Shen Chenye, Liu Chaoqiang, Chen Nanguang, Qiu Anqi
Department of Biomedical Engineering, National University of Singapore, Singapore.
Department of Biomedical Engineering, National University of Singapore, Singapore; Department of Health Technology and Informatics, the Hong Kong Polytechnic University, Hong Kong; Department of Biomedical Engineering, the Johns Hopkins University, USA.
Neuroimage. 2025 May 1;311:121183. doi: 10.1016/j.neuroimage.2025.121183. Epub 2025 Apr 1.

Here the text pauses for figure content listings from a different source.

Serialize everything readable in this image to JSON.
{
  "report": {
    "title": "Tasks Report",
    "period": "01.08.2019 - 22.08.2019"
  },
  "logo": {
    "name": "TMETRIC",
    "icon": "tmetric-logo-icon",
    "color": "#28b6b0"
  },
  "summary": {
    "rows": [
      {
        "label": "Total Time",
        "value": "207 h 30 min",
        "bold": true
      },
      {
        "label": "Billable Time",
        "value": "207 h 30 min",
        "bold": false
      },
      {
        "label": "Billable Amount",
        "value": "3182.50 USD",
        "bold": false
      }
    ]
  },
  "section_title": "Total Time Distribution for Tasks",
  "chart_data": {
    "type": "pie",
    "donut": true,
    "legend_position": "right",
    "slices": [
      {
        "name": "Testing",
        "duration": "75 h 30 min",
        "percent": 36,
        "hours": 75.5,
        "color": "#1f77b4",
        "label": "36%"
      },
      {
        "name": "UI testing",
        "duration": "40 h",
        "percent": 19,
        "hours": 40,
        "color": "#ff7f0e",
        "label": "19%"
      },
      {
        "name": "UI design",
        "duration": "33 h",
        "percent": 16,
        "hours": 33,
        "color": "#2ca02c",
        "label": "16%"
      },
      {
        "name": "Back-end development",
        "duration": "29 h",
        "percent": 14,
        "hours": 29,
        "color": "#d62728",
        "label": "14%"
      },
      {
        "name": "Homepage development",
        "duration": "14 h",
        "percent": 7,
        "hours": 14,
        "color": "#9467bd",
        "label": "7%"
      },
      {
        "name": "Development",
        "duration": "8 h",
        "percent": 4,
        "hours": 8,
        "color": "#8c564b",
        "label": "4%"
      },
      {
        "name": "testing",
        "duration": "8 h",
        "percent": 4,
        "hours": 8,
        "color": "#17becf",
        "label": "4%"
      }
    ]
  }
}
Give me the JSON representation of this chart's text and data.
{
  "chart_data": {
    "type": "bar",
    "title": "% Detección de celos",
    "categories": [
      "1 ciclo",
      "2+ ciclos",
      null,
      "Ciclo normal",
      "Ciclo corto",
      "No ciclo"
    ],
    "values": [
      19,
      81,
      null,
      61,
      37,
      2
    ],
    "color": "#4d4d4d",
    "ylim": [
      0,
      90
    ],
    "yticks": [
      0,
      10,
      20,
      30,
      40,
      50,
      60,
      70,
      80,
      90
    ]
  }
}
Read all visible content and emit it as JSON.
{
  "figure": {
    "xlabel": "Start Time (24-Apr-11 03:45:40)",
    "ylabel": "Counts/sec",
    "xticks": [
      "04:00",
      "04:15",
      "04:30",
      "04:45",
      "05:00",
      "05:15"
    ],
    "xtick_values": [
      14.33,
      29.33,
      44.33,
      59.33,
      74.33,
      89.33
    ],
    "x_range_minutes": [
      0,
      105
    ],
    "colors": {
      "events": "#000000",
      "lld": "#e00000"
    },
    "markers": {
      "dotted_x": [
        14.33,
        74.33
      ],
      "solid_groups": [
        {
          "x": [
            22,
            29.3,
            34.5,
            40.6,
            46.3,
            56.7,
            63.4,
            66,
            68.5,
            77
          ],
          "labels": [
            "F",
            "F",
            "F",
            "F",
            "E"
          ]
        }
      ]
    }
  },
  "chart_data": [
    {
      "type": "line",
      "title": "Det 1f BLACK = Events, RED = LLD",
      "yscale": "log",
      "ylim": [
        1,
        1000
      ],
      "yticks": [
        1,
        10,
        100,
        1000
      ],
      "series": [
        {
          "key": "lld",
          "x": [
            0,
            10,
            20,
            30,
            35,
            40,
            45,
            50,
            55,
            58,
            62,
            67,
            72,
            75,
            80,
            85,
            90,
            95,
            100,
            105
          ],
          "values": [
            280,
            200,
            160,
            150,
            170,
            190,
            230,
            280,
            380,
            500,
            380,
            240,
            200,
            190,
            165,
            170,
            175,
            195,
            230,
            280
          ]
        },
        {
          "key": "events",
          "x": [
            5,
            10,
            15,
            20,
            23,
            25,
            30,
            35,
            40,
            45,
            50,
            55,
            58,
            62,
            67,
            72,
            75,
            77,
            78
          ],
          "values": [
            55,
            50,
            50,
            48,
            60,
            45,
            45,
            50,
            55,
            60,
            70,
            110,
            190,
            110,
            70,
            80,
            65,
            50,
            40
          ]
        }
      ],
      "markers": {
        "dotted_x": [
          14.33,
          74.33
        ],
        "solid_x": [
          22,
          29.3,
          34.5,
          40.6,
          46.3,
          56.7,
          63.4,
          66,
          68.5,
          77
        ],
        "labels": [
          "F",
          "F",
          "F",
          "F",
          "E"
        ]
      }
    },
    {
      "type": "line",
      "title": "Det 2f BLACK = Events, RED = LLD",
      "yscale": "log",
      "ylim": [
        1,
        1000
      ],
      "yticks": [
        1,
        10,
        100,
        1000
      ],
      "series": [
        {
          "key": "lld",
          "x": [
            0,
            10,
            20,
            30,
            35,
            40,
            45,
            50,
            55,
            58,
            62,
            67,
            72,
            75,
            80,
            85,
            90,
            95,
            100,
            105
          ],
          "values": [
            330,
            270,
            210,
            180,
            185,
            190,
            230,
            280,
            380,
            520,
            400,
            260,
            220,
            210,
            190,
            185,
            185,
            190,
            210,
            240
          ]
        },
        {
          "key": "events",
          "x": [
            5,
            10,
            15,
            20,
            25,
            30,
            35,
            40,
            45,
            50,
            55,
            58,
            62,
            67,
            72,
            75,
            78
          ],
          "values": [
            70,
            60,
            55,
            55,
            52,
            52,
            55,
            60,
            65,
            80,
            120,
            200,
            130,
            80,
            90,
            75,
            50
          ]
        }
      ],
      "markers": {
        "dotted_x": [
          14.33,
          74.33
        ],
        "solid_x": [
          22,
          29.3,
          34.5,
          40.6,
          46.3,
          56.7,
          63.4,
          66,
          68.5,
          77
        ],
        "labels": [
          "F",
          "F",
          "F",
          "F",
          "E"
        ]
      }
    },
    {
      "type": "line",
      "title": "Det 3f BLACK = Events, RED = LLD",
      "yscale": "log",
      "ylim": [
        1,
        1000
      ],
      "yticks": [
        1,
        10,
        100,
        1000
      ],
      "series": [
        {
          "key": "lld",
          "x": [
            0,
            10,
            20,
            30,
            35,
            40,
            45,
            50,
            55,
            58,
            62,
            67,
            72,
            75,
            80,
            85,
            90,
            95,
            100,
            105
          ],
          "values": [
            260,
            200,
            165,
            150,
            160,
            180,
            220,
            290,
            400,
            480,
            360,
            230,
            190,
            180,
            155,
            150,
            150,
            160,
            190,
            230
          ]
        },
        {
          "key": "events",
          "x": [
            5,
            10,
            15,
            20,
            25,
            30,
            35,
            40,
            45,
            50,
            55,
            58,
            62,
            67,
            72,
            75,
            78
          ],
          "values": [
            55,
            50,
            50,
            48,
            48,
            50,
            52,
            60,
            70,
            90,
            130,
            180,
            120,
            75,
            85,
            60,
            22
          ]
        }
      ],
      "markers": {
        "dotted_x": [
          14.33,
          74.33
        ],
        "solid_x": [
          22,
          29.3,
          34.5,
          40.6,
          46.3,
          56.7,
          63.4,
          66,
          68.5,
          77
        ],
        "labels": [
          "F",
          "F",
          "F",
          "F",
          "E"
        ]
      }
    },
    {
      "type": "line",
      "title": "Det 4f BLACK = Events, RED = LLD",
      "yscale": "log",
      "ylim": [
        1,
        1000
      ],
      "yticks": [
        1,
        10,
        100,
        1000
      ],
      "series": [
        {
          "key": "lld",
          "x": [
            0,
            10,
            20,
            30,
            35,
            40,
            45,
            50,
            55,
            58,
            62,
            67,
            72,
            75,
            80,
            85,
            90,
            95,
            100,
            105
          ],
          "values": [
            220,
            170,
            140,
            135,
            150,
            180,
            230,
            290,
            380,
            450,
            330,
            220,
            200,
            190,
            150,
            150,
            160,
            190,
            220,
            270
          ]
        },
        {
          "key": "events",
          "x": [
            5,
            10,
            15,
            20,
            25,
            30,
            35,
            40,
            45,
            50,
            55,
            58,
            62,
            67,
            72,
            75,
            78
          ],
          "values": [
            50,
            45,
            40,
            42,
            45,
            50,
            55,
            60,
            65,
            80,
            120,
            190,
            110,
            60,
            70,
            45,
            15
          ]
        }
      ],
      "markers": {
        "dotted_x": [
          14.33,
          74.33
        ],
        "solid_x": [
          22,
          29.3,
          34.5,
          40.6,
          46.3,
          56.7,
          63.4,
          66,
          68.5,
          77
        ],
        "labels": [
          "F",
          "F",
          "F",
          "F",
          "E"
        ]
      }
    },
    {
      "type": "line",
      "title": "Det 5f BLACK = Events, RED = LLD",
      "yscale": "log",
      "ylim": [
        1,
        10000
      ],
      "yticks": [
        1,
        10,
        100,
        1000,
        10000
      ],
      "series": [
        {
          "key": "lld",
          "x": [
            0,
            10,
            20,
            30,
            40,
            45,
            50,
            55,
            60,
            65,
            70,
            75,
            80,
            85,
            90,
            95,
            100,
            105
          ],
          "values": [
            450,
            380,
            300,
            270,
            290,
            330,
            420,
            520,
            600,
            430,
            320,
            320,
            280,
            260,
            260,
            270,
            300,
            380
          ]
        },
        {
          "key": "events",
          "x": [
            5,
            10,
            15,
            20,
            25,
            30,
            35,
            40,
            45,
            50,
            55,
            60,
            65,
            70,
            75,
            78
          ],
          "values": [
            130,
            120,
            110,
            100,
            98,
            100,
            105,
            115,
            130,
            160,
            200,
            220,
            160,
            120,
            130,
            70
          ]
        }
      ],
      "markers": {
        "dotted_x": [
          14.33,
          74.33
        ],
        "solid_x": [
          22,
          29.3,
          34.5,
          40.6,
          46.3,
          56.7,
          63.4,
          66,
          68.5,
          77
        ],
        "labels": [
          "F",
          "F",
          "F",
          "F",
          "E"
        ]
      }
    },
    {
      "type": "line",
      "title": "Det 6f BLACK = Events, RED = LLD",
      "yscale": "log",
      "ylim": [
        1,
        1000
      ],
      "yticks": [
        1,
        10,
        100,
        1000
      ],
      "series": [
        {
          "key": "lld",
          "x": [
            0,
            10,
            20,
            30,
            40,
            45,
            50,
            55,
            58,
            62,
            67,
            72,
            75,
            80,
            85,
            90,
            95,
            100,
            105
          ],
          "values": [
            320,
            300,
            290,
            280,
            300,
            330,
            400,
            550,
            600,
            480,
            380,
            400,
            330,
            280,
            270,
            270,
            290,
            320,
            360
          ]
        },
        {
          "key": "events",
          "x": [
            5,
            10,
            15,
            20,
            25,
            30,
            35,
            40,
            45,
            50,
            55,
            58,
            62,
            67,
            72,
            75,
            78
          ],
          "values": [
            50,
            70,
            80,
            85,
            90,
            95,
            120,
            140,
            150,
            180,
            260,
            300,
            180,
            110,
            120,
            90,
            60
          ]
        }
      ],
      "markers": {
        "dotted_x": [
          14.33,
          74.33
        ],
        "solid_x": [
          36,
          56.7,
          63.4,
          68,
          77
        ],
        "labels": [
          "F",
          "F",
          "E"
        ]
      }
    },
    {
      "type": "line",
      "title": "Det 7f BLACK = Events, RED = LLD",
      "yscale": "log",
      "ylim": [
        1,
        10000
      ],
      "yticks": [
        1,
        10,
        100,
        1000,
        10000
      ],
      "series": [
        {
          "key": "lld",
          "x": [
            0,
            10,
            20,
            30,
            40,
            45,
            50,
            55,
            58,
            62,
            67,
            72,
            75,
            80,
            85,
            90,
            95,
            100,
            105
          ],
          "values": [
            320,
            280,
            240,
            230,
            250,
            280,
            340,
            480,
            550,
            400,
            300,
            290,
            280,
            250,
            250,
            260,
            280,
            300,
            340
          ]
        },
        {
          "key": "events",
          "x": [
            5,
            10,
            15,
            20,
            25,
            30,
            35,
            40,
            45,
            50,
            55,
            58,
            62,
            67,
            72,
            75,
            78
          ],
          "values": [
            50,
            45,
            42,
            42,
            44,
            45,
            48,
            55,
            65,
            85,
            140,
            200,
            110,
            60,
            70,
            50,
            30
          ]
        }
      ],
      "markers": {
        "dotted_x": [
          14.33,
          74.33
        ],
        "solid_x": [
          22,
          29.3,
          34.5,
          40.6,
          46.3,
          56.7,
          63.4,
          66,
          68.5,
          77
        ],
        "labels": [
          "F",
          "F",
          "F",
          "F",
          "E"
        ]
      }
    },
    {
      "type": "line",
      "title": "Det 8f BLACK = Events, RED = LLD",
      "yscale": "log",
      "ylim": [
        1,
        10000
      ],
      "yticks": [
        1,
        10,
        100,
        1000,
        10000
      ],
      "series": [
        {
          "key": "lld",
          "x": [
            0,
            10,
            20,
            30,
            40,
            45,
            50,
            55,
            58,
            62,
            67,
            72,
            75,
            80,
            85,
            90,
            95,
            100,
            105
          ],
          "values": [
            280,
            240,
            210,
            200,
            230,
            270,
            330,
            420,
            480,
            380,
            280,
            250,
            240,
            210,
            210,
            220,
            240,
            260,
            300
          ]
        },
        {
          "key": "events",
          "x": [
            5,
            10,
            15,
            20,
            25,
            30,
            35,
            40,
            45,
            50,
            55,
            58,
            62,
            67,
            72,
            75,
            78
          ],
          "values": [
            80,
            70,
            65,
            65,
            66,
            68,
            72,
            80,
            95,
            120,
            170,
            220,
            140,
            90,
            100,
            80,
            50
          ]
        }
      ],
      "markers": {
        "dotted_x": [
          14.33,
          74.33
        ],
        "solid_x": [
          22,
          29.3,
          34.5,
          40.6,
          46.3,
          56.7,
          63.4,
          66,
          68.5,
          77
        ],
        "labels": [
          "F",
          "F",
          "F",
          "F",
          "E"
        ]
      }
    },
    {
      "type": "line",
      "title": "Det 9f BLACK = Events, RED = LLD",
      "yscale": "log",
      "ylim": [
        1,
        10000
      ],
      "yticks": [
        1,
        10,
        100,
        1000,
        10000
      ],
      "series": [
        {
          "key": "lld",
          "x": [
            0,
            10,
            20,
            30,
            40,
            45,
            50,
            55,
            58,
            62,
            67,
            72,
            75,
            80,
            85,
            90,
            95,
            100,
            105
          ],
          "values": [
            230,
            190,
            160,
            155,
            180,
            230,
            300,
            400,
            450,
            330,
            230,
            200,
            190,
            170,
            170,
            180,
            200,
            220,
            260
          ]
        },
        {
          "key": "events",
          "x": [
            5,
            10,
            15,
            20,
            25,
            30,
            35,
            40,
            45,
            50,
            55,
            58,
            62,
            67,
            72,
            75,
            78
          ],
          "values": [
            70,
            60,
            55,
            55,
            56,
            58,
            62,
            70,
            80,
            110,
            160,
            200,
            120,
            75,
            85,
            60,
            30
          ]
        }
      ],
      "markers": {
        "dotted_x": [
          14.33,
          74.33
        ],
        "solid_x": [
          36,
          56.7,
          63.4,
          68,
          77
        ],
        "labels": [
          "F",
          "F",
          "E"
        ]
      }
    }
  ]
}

Brain functional dedifferentiation, marked by reduced specificity of brain activity or greater similarity of functional connectivity (FC) among networks, is a hallmark of aging. Traditionally, task functional magnetic resonance imaging studies have explored functional dedifferentiation within specific cognitive domains, while FC-based approaches have focused on regional connectivity patterns. Here, we leverage the principal functional gradient to provide a macro-scale and integrative perspective on functional dedifferentiation in aging, offering a novel framework for understanding its relationship with aging, cognition, and disease. We utilized brain images and clinical data from the UK Biobank, comprising 23,578 participants aged 44-82. Linear regression was employed to assess relationships between the network dedifferentiation along the principal functional gradient and age, and cognitive performance across six domains in a normal aging population. We tested interactions between age, sex, and education to assess their influence on age-related dedifferentiation. Logistic regression was applied to classify stroke in participants with stroke and matched normal aging participants. Our findings revealed a reduced principal functional gradient range with age, indicating reduced FC variability of all brain regions. At the network level, the dedifferentiation between the frontoparietal and other networks was strongly linked to aging and cognitive performance. Males exhibited faster dedifferentiation than females across multiple networks. The somatomotor network was most affected by stroke-related dedifferentiation. Validation via covariate-matched subgroups confirmed the robustness of these findings. This research provides macro-scale insights into age-related brain functional changes, highlighting dedifferentiation along the principal gradient as a network-sensitive indicator of aging and the development of stroke.
脑功能去分化以脑活动特异性降低或网络间功能连接(FC)的更大相似性为特征,是衰老的一个标志。传统上,任务功能磁共振成像研究探索了特定认知领域内的功能去分化,而基于FC的方法则专注于区域连接模式。在这里,我们利用主要功能梯度来提供一个关于衰老中功能去分化的宏观和综合视角,为理解其与衰老、认知和疾病的关系提供了一个新的框架。我们使用了来自英国生物银行的脑图像和临床数据,包括23578名年龄在44-82岁之间的参与者。采用线性回归来评估沿着主要功能梯度的网络去分化与年龄之间的关系,以及正常衰老人群中六个领域的认知表现。我们测试了年龄、性别和教育之间的相互作用,以评估它们对与年龄相关的去分化的影响。应用逻辑回归对患有中风的参与者和匹配的正常衰老参与者进行中风分类。我们的研究结果显示,随着年龄的增长,主要功能梯度范围减小,表明所有脑区的FC变异性降低。在网络水平上,额顶叶网络与其他网络之间的去分化与衰老和认知表现密切相关。在多个网络中,男性的去分化速度比女性快。躯体运动网络受中风相关去分化的影响最大。通过协变量匹配亚组的验证证实了这些发现的稳健性。这项研究提供了关于与年龄相关的脑功能变化的宏观见解,强调沿着主要梯度的去分化是衰老和中风发展的网络敏感指标。